France: Human rights organizations protest forced evictions of Romani people

The European Roma Rights Centre and the Ligue des droits de l'Homme (LDH), a French human rights organization, issued the finding last month that up to 4 000 forced evictions of Romani people have taken place in France during the first half of 2015. The organizations say the confiscation of the Romani people's property during these incidents is even worse for them than the displacement is.
Nils Muižnieks, the Human Rights Commissioner of the Council of Europe, and the United Nations Committee on the Elimination of Racial Discrimination have both repeatedly asked the French authorities to stop breaking their own laws by forcibly, systematically evicting Romani people. The ERRC and LDH France are also asking the authorities to stop the expulsions of Romani people and to find solutions to their circumstances that will respect their human rights.
A total of 3 947 Romani people were forcibly evicted from their homes in 37 separate locations throughout France in the first six months of this year, according to the NGOs. Another 110 Romani people had to leave to settlements that caught fire.
The average number of Romani people evicted by the French authorities has been 150 per week so far this year. The NGOs report that after 24 of these evictions the families were left in the street and offered no assistance with rehousing.
Alternative accommodation was only offered in 13 cases, the NGOs report. Authorities also provided emergency shelter in only one of the two cases of evacuation due to a fire.
Most of the expulsions ostensibly involved enforcing a court order, but 14 of the evictions were simply ordered by a municipality without recourse to the courts. There was one case of Roma leaving a slum on their own before an eviction order was to be executed.
The French Government's own guidelines from 2012 require evictions to be followed by the provision of rehousing and social support services. The NGOs say the facts show the authorities failed to do so in the vast majority of these cases.
“Everyone recognises that forced evictions are futile,” argues Françoise Dumont, chair of the LDH. “International bodies have declared them unjust. Their indignity is a stain on the history of the current government. But nothing will make the French authorities budge from their policy of stigmatising and rejecting the Roma.”
“The only way to overcome the French authorities’ stubbornness is to take them to court and that is what Roma will continue to do.

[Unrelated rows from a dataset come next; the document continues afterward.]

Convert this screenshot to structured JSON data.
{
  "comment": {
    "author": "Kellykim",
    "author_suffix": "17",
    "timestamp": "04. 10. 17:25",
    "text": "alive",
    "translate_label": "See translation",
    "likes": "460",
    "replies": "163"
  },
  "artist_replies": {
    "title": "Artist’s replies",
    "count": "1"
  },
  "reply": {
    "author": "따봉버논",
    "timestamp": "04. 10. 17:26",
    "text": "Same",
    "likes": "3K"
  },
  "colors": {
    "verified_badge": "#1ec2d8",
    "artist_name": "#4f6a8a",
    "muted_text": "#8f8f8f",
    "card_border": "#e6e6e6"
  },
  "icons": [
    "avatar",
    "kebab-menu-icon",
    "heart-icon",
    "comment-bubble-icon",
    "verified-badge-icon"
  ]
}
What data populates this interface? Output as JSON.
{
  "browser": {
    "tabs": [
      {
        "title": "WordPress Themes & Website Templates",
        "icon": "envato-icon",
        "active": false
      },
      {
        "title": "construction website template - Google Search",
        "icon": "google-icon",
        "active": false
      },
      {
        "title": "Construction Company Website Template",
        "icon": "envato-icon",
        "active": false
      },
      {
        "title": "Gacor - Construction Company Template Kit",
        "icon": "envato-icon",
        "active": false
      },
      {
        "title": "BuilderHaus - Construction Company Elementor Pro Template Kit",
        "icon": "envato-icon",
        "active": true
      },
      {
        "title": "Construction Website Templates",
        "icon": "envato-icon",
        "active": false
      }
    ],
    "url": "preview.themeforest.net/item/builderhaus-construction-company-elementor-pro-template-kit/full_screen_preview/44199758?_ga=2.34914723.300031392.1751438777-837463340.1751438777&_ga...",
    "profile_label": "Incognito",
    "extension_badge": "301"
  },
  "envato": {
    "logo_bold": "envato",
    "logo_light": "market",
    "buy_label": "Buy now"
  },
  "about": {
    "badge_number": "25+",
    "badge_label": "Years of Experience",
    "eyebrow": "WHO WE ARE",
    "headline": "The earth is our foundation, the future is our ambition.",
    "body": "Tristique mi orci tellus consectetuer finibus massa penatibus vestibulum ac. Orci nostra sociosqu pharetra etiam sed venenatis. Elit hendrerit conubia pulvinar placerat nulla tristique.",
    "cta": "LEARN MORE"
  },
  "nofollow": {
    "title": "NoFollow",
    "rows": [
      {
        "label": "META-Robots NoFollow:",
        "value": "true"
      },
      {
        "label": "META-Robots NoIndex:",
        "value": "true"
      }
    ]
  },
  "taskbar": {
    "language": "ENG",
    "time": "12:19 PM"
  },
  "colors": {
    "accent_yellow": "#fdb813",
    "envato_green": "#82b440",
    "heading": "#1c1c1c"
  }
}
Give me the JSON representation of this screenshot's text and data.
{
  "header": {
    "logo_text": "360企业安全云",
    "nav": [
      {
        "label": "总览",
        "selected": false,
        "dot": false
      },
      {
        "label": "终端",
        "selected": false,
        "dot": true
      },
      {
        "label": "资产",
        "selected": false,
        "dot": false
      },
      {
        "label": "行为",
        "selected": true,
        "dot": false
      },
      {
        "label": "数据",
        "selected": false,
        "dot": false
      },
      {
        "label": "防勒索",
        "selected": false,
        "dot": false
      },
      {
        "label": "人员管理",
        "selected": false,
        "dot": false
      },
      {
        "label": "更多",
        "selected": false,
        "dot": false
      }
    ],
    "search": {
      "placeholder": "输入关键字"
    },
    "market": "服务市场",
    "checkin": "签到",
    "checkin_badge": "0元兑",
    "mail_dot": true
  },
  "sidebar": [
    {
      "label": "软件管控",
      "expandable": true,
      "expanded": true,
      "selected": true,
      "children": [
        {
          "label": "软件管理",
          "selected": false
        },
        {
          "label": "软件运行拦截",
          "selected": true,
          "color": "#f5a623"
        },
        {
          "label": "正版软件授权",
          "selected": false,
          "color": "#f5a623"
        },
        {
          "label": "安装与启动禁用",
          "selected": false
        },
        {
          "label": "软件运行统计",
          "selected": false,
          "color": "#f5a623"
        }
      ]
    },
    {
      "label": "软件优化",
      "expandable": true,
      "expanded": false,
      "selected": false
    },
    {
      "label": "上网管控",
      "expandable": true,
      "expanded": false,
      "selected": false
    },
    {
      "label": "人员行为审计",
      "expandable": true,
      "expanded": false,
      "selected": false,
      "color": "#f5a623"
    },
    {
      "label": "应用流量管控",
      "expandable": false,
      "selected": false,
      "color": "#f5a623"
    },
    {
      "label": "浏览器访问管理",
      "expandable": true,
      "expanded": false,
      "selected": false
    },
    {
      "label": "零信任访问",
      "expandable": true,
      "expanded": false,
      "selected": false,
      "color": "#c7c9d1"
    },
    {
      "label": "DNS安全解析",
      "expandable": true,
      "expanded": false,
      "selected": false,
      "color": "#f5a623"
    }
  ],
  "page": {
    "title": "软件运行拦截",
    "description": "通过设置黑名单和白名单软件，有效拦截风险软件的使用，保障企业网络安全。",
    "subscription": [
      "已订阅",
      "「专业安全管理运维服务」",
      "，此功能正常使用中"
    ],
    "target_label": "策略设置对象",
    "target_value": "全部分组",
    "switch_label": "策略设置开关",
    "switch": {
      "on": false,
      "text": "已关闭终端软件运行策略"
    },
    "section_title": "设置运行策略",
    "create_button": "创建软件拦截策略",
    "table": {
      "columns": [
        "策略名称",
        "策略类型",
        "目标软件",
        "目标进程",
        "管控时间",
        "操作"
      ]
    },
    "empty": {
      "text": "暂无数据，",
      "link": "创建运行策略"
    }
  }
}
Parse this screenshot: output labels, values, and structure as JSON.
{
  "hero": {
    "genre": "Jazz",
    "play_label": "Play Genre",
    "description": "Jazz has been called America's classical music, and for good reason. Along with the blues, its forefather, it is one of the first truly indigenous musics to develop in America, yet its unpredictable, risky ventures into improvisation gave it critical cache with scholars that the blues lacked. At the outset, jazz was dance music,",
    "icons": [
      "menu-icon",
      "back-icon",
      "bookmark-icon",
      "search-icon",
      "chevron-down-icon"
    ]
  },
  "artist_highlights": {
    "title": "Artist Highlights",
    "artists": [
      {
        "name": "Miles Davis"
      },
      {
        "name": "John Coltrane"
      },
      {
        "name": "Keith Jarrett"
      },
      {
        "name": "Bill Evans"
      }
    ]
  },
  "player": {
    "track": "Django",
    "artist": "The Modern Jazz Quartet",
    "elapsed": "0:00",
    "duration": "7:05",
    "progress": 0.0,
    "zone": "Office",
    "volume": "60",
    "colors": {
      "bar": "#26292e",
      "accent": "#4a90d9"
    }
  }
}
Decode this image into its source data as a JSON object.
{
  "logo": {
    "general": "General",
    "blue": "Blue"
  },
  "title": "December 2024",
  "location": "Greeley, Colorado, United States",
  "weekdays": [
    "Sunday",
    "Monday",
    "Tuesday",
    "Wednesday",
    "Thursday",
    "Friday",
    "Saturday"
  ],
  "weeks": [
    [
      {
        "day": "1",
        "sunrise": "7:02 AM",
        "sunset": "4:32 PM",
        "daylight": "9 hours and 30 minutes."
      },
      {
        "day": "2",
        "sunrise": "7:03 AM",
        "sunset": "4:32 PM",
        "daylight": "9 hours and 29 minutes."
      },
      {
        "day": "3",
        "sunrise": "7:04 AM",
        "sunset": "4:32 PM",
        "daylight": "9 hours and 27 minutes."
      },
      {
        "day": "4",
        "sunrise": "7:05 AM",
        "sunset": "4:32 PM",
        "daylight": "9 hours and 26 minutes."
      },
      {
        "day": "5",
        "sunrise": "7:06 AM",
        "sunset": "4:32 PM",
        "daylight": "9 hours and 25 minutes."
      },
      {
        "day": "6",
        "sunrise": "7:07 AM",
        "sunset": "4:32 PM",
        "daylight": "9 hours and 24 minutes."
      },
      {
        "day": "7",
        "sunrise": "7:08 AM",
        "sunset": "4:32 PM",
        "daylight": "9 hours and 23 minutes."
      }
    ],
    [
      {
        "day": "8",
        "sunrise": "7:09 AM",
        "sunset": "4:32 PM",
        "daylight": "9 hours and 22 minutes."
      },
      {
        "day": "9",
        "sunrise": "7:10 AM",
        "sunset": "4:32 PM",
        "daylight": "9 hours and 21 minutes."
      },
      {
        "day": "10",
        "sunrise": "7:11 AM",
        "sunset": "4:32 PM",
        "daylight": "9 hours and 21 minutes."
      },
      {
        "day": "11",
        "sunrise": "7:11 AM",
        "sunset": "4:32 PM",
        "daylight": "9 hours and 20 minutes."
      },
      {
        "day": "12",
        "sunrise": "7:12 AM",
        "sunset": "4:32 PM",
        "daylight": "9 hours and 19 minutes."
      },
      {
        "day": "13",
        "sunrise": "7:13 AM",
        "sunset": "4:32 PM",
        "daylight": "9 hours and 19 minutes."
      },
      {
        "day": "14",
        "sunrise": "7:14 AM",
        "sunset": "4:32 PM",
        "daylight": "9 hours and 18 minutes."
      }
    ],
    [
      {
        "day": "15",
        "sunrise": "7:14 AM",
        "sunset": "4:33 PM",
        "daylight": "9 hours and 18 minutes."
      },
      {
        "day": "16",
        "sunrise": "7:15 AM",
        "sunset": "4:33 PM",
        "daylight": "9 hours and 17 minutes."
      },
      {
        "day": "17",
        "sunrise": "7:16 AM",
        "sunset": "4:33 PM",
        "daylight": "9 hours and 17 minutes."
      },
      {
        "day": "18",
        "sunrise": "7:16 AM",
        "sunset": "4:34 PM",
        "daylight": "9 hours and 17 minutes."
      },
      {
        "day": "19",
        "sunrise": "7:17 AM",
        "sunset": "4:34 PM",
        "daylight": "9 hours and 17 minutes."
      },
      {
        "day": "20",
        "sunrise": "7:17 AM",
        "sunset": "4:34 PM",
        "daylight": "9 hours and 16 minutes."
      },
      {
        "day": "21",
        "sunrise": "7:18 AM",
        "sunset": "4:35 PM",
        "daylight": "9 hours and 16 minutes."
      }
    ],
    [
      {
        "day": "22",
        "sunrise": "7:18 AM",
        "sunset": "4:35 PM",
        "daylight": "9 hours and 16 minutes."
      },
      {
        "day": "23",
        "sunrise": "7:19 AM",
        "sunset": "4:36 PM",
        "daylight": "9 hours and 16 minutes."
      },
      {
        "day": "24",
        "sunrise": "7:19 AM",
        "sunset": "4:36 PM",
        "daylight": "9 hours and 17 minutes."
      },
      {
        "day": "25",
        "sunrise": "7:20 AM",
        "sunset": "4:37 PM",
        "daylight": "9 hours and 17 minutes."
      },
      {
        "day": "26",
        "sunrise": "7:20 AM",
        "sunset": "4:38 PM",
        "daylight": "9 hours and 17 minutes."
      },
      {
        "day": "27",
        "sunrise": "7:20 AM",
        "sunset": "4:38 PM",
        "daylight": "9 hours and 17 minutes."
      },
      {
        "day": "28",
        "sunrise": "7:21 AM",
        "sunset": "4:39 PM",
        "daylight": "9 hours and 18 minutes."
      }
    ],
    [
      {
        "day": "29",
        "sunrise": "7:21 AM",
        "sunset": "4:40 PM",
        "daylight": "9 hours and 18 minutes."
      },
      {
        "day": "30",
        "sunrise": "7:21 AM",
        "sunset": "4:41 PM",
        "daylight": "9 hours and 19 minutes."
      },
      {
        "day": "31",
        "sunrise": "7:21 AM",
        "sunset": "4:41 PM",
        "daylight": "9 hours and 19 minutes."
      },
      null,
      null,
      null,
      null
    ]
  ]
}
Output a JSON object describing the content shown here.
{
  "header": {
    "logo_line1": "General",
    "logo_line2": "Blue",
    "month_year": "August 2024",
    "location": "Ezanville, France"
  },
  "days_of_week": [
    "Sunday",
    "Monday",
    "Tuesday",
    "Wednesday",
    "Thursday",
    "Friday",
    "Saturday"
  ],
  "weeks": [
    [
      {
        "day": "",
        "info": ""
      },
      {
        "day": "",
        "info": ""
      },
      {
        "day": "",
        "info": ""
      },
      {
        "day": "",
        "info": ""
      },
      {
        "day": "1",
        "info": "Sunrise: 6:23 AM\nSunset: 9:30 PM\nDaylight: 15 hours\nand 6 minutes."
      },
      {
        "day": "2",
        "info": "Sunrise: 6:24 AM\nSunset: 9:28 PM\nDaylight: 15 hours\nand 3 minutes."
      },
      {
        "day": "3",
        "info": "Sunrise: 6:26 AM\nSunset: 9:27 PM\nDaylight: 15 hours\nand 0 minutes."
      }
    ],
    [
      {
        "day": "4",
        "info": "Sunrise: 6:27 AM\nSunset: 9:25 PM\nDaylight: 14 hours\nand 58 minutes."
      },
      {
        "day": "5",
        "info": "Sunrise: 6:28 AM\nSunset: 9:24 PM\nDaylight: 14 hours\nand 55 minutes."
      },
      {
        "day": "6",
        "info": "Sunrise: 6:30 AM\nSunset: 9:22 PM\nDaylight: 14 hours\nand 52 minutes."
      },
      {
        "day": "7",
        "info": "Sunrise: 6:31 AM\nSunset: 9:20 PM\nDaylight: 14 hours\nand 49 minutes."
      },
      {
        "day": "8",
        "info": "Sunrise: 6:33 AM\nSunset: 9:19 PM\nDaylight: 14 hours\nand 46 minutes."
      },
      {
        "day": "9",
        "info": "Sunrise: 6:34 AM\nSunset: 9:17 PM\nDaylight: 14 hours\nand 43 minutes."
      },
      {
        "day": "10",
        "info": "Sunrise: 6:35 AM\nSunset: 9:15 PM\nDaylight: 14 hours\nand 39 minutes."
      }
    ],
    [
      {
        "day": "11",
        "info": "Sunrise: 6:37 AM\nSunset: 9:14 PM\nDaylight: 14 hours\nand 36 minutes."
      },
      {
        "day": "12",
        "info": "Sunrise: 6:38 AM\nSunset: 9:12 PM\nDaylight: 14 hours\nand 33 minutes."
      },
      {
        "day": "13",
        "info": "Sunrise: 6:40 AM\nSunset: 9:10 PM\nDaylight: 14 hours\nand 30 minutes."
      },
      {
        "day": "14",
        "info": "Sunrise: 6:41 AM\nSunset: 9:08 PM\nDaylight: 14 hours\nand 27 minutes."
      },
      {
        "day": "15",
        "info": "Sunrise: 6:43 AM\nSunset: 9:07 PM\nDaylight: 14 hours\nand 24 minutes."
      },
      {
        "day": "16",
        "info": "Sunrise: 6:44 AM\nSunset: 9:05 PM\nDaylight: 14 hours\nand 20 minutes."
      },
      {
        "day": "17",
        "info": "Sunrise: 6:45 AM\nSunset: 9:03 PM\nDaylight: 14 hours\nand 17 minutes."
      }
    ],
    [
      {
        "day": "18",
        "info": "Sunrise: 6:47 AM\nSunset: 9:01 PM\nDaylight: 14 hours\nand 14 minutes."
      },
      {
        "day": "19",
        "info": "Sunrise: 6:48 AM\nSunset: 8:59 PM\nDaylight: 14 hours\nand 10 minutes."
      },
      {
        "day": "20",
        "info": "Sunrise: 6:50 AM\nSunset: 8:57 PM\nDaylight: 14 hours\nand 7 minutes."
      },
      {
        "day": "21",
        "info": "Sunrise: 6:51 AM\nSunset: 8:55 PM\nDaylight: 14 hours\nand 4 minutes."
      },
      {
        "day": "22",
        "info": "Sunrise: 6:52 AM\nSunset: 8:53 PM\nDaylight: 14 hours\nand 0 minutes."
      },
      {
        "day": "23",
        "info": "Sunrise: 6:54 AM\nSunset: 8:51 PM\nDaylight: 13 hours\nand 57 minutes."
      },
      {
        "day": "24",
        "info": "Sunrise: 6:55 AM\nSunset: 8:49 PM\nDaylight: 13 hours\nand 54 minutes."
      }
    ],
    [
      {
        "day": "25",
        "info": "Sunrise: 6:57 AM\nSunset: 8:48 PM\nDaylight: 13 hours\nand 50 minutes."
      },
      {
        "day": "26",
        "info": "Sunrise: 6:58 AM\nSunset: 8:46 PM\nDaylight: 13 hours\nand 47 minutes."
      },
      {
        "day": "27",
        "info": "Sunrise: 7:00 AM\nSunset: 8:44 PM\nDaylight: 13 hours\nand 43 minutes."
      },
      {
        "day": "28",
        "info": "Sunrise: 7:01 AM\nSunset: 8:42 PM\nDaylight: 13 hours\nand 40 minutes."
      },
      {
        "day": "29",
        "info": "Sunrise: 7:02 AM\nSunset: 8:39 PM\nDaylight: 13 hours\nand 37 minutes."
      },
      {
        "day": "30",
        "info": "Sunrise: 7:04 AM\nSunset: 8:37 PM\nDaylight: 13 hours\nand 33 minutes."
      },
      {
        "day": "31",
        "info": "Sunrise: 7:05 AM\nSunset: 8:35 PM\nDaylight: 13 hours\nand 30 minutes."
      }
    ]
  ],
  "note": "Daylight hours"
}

In the next year, we expect judgments from the European Court of Human Rights on France’s misguided, discriminatory evictions policy,” says ERRC Legal Director Adam Weiss.
Muižnieks has urged the authorities to “put an end without delay to compulsory evictions of unlawfully occupied sites which are not accompanied by long-term rehousing solutions for all the occupants of those sites”. The ERRC believes there needs to be an ongoing dialogue between the local authorities, NGOs, and everyone else involved in these cases in order to prevent people's rights from being violated.